Ce que mille discours n'avaient pu, l'ennemi l'a accompli en une matinée de feu.

—Au-delà de gagner la guerre, quel monde cherchiez-vous à dessiner ?
Un monde reposant sur quatre libertés essentielles. En janvier 1941, devant le Congrès, j'ai esquissé ce vers quoi nous devions tendre : la liberté de parole, la liberté de culte, le droit de vivre à l'abri du besoin et le droit de vivre à l'abri de la peur. Gagner la guerre sans bâtir cette paix-là, ce serait recommencer l'erreur de 1918. Avec Churchill, sur un navire en août 1941, nous avons signé la Charte de l'Atlantique : pas de conquêtes territoriales, le respect de la volonté librement exprimée des peuples. C'était la maquette d'un édifice plus vaste. Les canons taisent un jour ; il faut alors une architecture pour que les nations s'assoient à la même table plutôt que de se ruer les unes sur les autres. Voilà ce qui me tenait éveillé la nuit.
Les canons taisent un jour ; il faut une architecture pour que les nations s'assoient à la même table.
—Que diriez-vous de cette table commune des nations que vous appeliez de vos vœux ?
J'y ai consacré mes dernières forces. À Yalta, en février 1945, dans cette Crimée glaciale, j'ai retrouvé Churchill et Staline pour décider du sort de l'Europe et, surtout, pour arracher leur accord sur une organisation des nations. Je rêvais d'une assemblée où le désaccord se réglerait par la parole et le vote, non par les baïonnettes — ce que la Société des Nations avait manqué faute de l'Amérique en son sein. Ma santé déclinait, je le sentais ; chaque conférence me coûtait davantage. La charte fut signée à San Francisco quelques mois plus tard, mais je n'étais déjà plus là pour la voir. C'est le lot de ceux qui plantent des arbres : ils ne s'assoient jamais à leur ombre. J'aurai au moins creusé le trou et tenu le jeune plant droit.
C'est le lot de ceux qui plantent des arbres : ils ne s'assoient jamais à leur ombre.
—Au soir d'une journée écrasante, comment un homme tient-il debout, au sens propre comme au figuré ?

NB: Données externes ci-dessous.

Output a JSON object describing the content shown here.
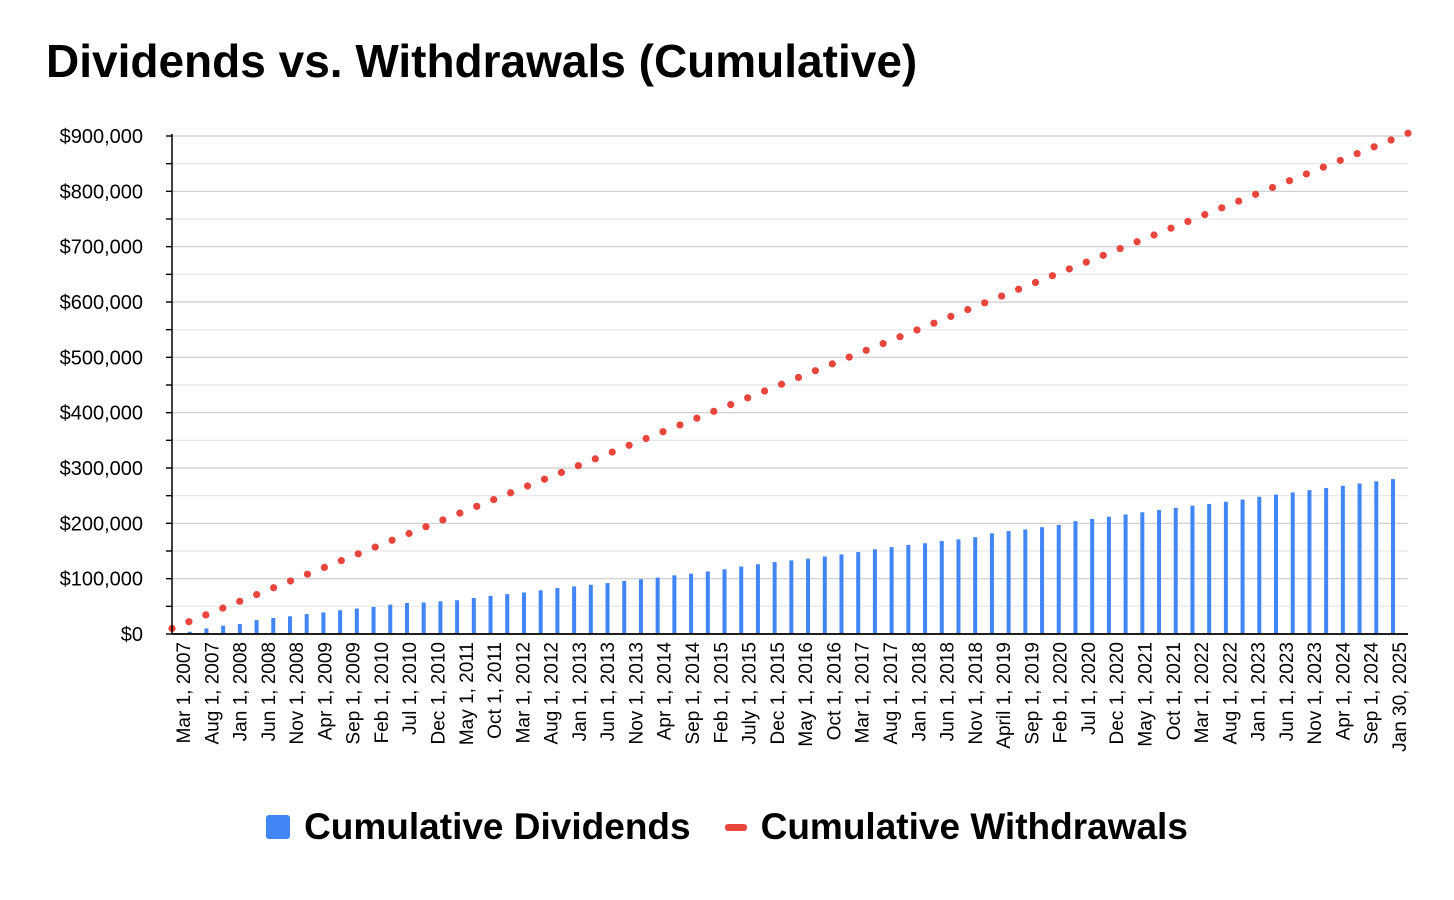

Par les petites choses qui rappellent qu'on est encore un homme. Le soir, à la Maison-Blanche, après les télégrammes des fronts et les visites de généraux, je préparais moi-même des Martini pour mes proches — mon rituel, l'heure des enfants, où l'on bannissait les affaires d'État. Et puis je me retirais vers mes albums de timbres. Plus d'un million de petits rectangles venus du monde entier, que je classais à la loupe pendant que l'Europe brûlait. On s'étonne qu'un président trouve le temps de tels enfantillages ; moi je sais que c'est l'inverse. Cette minutie silencieuse reposait mon esprit, déliait les nœuds, faisait surgir les solutions par surprise. Un dirigeant qui ne sait plus se taire avec un timbre entre les doigts ne tarde pas à se perdre dans le vacarme.
Un dirigeant qui ne sait plus se taire avec un timbre entre les doigts ne tarde pas à se perdre dans le vacarme.
Pour aller plus loin
Cette interview imaginaire a été générée par intelligence artificielle à partir des sources documentées dans la fiche de Franklin D. Roosevelt. Elle met en scène ce que la figure aurait pu dire à partir de ce que nous savons d'elle, mais ne constitue pas un propos historique attesté. Pour les sources primaires et la documentation factuelle, consultez la fiche complète.